Lo smalto del poker di Fokin

Suggestioni d’oriente, profumo di fiaba, colori che dall’avvolgente verde liberty svaporano nell’ocra. Contadine, odalische, surreali cigni agonizzanti. Mitiche tribù polovesiane, harem, interni biedermeier, miniature persiane.
Tutto vero. Tutto finto. Il Regio di Torino che apre la sua stagione con la danza, Omaggio a Fokin, torna indietro negli anni, allorchè opera e balletto inauguravano i teatri con pari dignità. Basti per tutti la Scala 1778, con Europa Riconosciuta e tre Balli. Ma alla novità si aggiunge un carico d’oro fatto dagli artisti del Mariinskij di San Pietroburgo. Ospiti rari, ragazze trasparenti e bellissime dai muscoli d’acciaio, uomini emblema di virilità. Ci raccontano l'irruenza dei mongoli polevesi sullo sfondo di un accampamento feroce, (Danze polovesiane, Châtelet, 1909), la rosa sfogliata e decadente dello Spectre de la rose( Monte-Carlo, 1911 ), l’enigma fremente della Morte del Cigno( Mariinskij 1907), il sangue e le scimitarre antiche di una Shéhèrazade che s’uccide sul corpo senza vita del suo Schiavo d’Oro. Su quello spirito art nouveau s’inseguono il folclore panslavista di Borodin e Rimskij, la melodia struggente di Weber, l’eros sfacciato di Saint-Saens. Ma quello che vediamo è apparenza, non lo spirito delle quattro coreografie di Mikhail Fokin con Ivanov il primo grande coreografo russo, attivo nell’ambito degli Ballets Russes ma soprattutto nel nome una personale determinazione che chiude la porta della stagione caikovskiana per splancarla sull'inquieto Novecento di amici come il pittore Léon Bakst o Konstantin Stanislavskij. «"La creazione è illusione che osserva la realtà». E la realtà di quegli anni è la Rivoluzione del 1905. Superbi gli ospiti del Kirov, appaluditissimi dal parterre delle grandi occasioni. Fino al 6 novembre anche con Bayadère e Lago dei cigni.

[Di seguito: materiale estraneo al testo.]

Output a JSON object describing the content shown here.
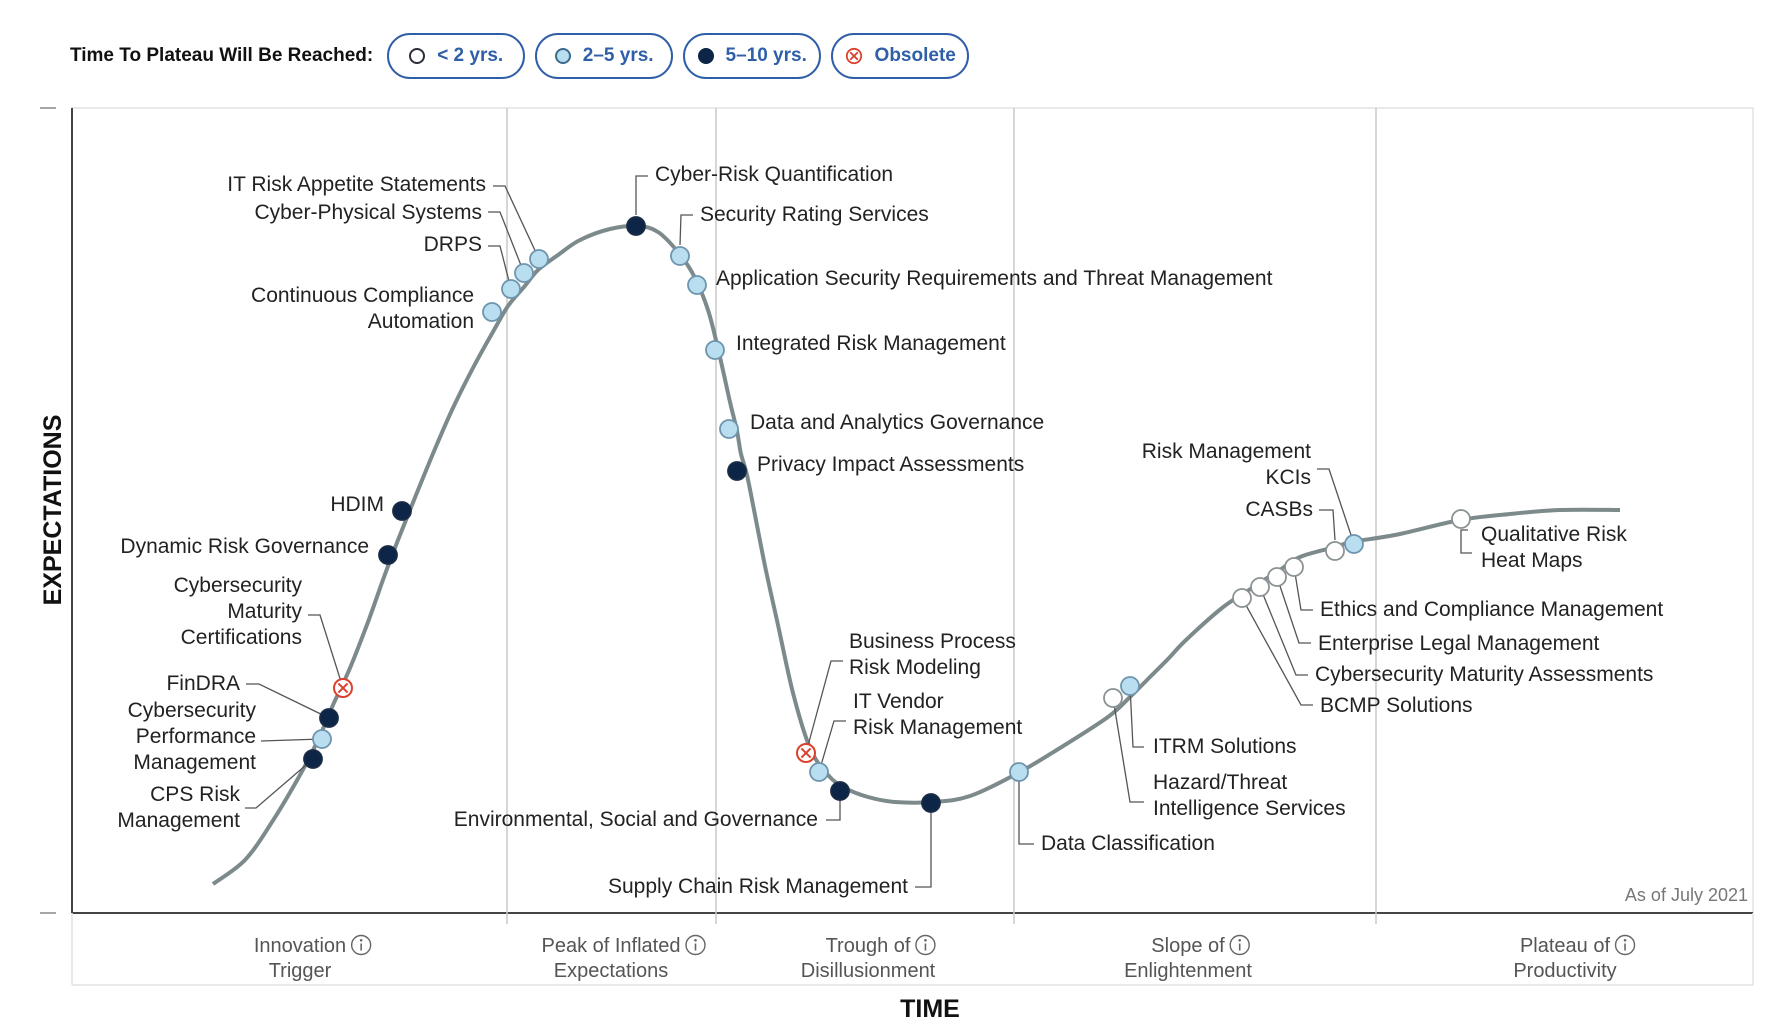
{
  "legend": {
    "title": "Time To Plateau Will Be Reached:",
    "items": [
      {
        "label": "< 2 yrs.",
        "marker": "open-circle"
      },
      {
        "label": "2–5 yrs.",
        "marker": "light-circle"
      },
      {
        "label": "5–10 yrs.",
        "marker": "dark-circle"
      },
      {
        "label": "Obsolete",
        "marker": "x-circle"
      }
    ]
  },
  "colors": {
    "curve": "#7d8a8c",
    "dark_marker": "#0d2547",
    "light_marker": "#b9def0",
    "obsolete_marker": "#d9412e",
    "legend_accent": "#2f5fa7"
  },
  "chart_data": {
    "type": "hype-cycle",
    "ylabel": "EXPECTATIONS",
    "xlabel": "TIME",
    "note": "As of July 2021",
    "info_icon": "info-circle-icon",
    "phases": [
      {
        "line1": "Innovation",
        "line2": "Trigger"
      },
      {
        "line1": "Peak of Inflated",
        "line2": "Expectations"
      },
      {
        "line1": "Trough of",
        "line2": "Disillusionment"
      },
      {
        "line1": "Slope of",
        "line2": "Enlightenment"
      },
      {
        "line1": "Plateau of",
        "line2": "Productivity"
      }
    ],
    "technologies": [
      {
        "name": "CPS Risk Management",
        "lines": [
          "CPS Risk",
          "Management"
        ],
        "time_to_plateau": "5–10 yrs."
      },
      {
        "name": "Cybersecurity Performance Management",
        "lines": [
          "Cybersecurity",
          "Performance",
          "Management"
        ],
        "time_to_plateau": "2–5 yrs."
      },
      {
        "name": "FinDRA",
        "lines": [
          "FinDRA"
        ],
        "time_to_plateau": "5–10 yrs."
      },
      {
        "name": "Cybersecurity Maturity Certifications",
        "lines": [
          "Cybersecurity",
          "Maturity",
          "Certifications"
        ],
        "time_to_plateau": "Obsolete"
      },
      {
        "name": "Dynamic Risk Governance",
        "lines": [
          "Dynamic Risk Governance"
        ],
        "time_to_plateau": "5–10 yrs."
      },
      {
        "name": "HDIM",
        "lines": [
          "HDIM"
        ],
        "time_to_plateau": "5–10 yrs."
      },
      {
        "name": "Continuous Compliance Automation",
        "lines": [
          "Continuous Compliance",
          "Automation"
        ],
        "time_to_plateau": "2–5 yrs."
      },
      {
        "name": "DRPS",
        "lines": [
          "DRPS"
        ],
        "time_to_plateau": "2–5 yrs."
      },
      {
        "name": "Cyber-Physical Systems",
        "lines": [
          "Cyber-Physical Systems"
        ],
        "time_to_plateau": "2–5 yrs."
      },
      {
        "name": "IT Risk Appetite Statements",
        "lines": [
          "IT Risk Appetite Statements"
        ],
        "time_to_plateau": "2–5 yrs."
      },
      {
        "name": "Cyber-Risk Quantification",
        "lines": [
          "Cyber-Risk Quantification"
        ],
        "time_to_plateau": "5–10 yrs."
      },
      {
        "name": "Security Rating Services",
        "lines": [
          "Security Rating Services"
        ],
        "time_to_plateau": "2–5 yrs."
      },
      {
        "name": "Application Security Requirements and Threat Management",
        "lines": [
          "Application Security Requirements and Threat Management"
        ],
        "time_to_plateau": "2–5 yrs."
      },
      {
        "name": "Integrated Risk Management",
        "lines": [
          "Integrated Risk Management"
        ],
        "time_to_plateau": "2–5 yrs."
      },
      {
        "name": "Data and Analytics Governance",
        "lines": [
          "Data and Analytics Governance"
        ],
        "time_to_plateau": "2–5 yrs."
      },
      {
        "name": "Privacy Impact Assessments",
        "lines": [
          "Privacy Impact Assessments"
        ],
        "time_to_plateau": "5–10 yrs."
      },
      {
        "name": "Business Process Risk Modeling",
        "lines": [
          "Business Process",
          "Risk Modeling"
        ],
        "time_to_plateau": "Obsolete"
      },
      {
        "name": "IT Vendor Risk Management",
        "lines": [
          "IT Vendor",
          "Risk Management"
        ],
        "time_to_plateau": "2–5 yrs."
      },
      {
        "name": "Environmental, Social and Governance",
        "lines": [
          "Environmental, Social and Governance"
        ],
        "time_to_plateau": "5–10 yrs."
      },
      {
        "name": "Supply Chain Risk Management",
        "lines": [
          "Supply Chain Risk Management"
        ],
        "time_to_plateau": "5–10 yrs."
      },
      {
        "name": "Data Classification",
        "lines": [
          "Data Classification"
        ],
        "time_to_plateau": "2–5 yrs."
      },
      {
        "name": "Hazard/Threat Intelligence Services",
        "lines": [
          "Hazard/Threat",
          "Intelligence Services"
        ],
        "time_to_plateau": "< 2 yrs."
      },
      {
        "name": "ITRM Solutions",
        "lines": [
          "ITRM Solutions"
        ],
        "time_to_plateau": "2–5 yrs."
      },
      {
        "name": "BCMP Solutions",
        "lines": [
          "BCMP Solutions"
        ],
        "time_to_plateau": "< 2 yrs."
      },
      {
        "name": "Cybersecurity Maturity Assessments",
        "lines": [
          "Cybersecurity Maturity Assessments"
        ],
        "time_to_plateau": "< 2 yrs."
      },
      {
        "name": "Enterprise Legal Management",
        "lines": [
          "Enterprise Legal Management"
        ],
        "time_to_plateau": "< 2 yrs."
      },
      {
        "name": "Ethics and Compliance Management",
        "lines": [
          "Ethics and Compliance Management"
        ],
        "time_to_plateau": "< 2 yrs."
      },
      {
        "name": "CASBs",
        "lines": [
          "CASBs"
        ],
        "time_to_plateau": "< 2 yrs."
      },
      {
        "name": "Risk Management KCIs",
        "lines": [
          "Risk Management",
          "KCIs"
        ],
        "time_to_plateau": "2–5 yrs."
      },
      {
        "name": "Qualitative Risk Heat Maps",
        "lines": [
          "Qualitative Risk",
          "Heat Maps"
        ],
        "time_to_plateau": "< 2 yrs."
      }
    ]
  }
}
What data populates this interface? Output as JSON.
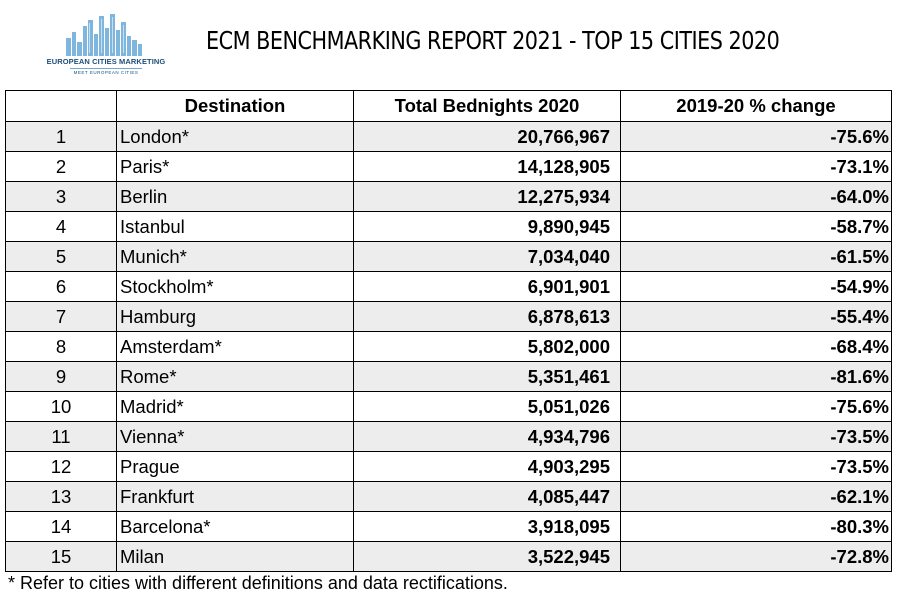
{
  "logo": {
    "brand": "EUROPEAN CITIES MARKETING",
    "tagline": "MEET EUROPEAN CITIES",
    "color": "#6fa8d6"
  },
  "title": "ECM BENCHMARKING REPORT 2021 - TOP 15 CITIES 2020",
  "table": {
    "headers": [
      "",
      "Destination",
      "Total Bednights 2020",
      "2019-20 % change"
    ],
    "rows": [
      {
        "rank": "1",
        "destination": "London*",
        "bednights": "20,766,967",
        "change": "-75.6%"
      },
      {
        "rank": "2",
        "destination": "Paris*",
        "bednights": "14,128,905",
        "change": "-73.1%"
      },
      {
        "rank": "3",
        "destination": "Berlin",
        "bednights": "12,275,934",
        "change": "-64.0%"
      },
      {
        "rank": "4",
        "destination": "Istanbul",
        "bednights": "9,890,945",
        "change": "-58.7%"
      },
      {
        "rank": "5",
        "destination": "Munich*",
        "bednights": "7,034,040",
        "change": "-61.5%"
      },
      {
        "rank": "6",
        "destination": "Stockholm*",
        "bednights": "6,901,901",
        "change": "-54.9%"
      },
      {
        "rank": "7",
        "destination": "Hamburg",
        "bednights": "6,878,613",
        "change": "-55.4%"
      },
      {
        "rank": "8",
        "destination": "Amsterdam*",
        "bednights": "5,802,000",
        "change": "-68.4%"
      },
      {
        "rank": "9",
        "destination": "Rome*",
        "bednights": "5,351,461",
        "change": "-81.6%"
      },
      {
        "rank": "10",
        "destination": "Madrid*",
        "bednights": "5,051,026",
        "change": "-75.6%"
      },
      {
        "rank": "11",
        "destination": "Vienna*",
        "bednights": "4,934,796",
        "change": "-73.5%"
      },
      {
        "rank": "12",
        "destination": "Prague",
        "bednights": "4,903,295",
        "change": "-73.5%"
      },
      {
        "rank": "13",
        "destination": "Frankfurt",
        "bednights": "4,085,447",
        "change": "-62.1%"
      },
      {
        "rank": "14",
        "destination": "Barcelona*",
        "bednights": "3,918,095",
        "change": "-80.3%"
      },
      {
        "rank": "15",
        "destination": "Milan",
        "bednights": "3,522,945",
        "change": "-72.8%"
      }
    ]
  },
  "footnote": "* Refer to cities with different definitions and data rectifications."
}
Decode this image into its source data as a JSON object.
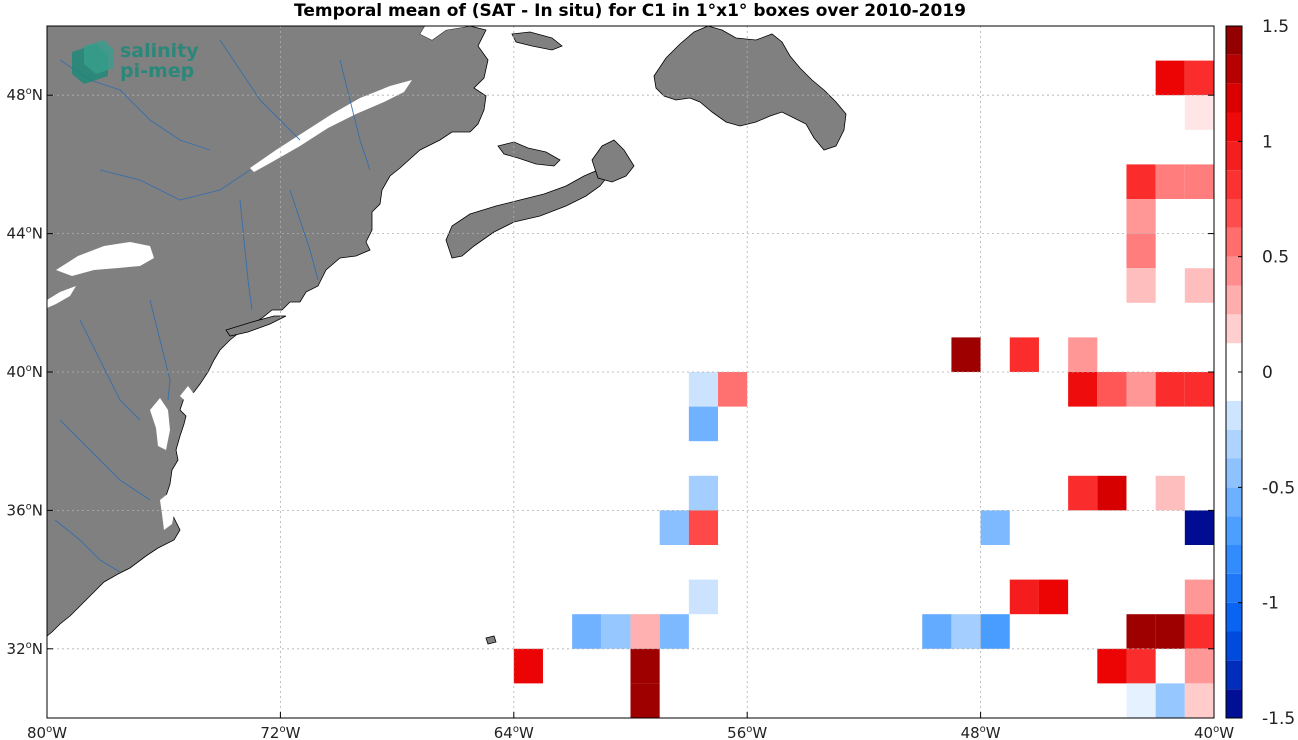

Opposti i presupposti di Raymonda , balletto di Marius Petitpa, coreografo dei Teatri Imperiali per mezzo secolo e protagonista della stagione tardoromantica. Il titolo (1898, musica di Aleksandr Glazunov ) in scena alla Scala fino al 4 novembre, è infatti il fanalino di coda della lunga tradizione classica in esaurimento che Fokin rinnega. Raymonda, festeggiata dal pubblico ad onta della lunghezza, è certo la gioia dei ballettomani. Per il resto stancherebbe. Se non fosse che alla Scala, sapientemente ricostruita nel dettato coreografico ( Sergej Vikharev) come nell’allestimento, assume il carattere di medaglione d’epoca che la trasforma da brutto anatroccolo in cigno regale. Recuperano il gusto fine secolo il pesante stile gotico degli interni, i castelli issati sul cime rupestri, il kitsch che mette in fila enormi scudi crociati (l'epoca è quella delle crociate ), statue viventi, palme, corone, processioni. Persino variazioni danzate che strizzano l'occhio al can can.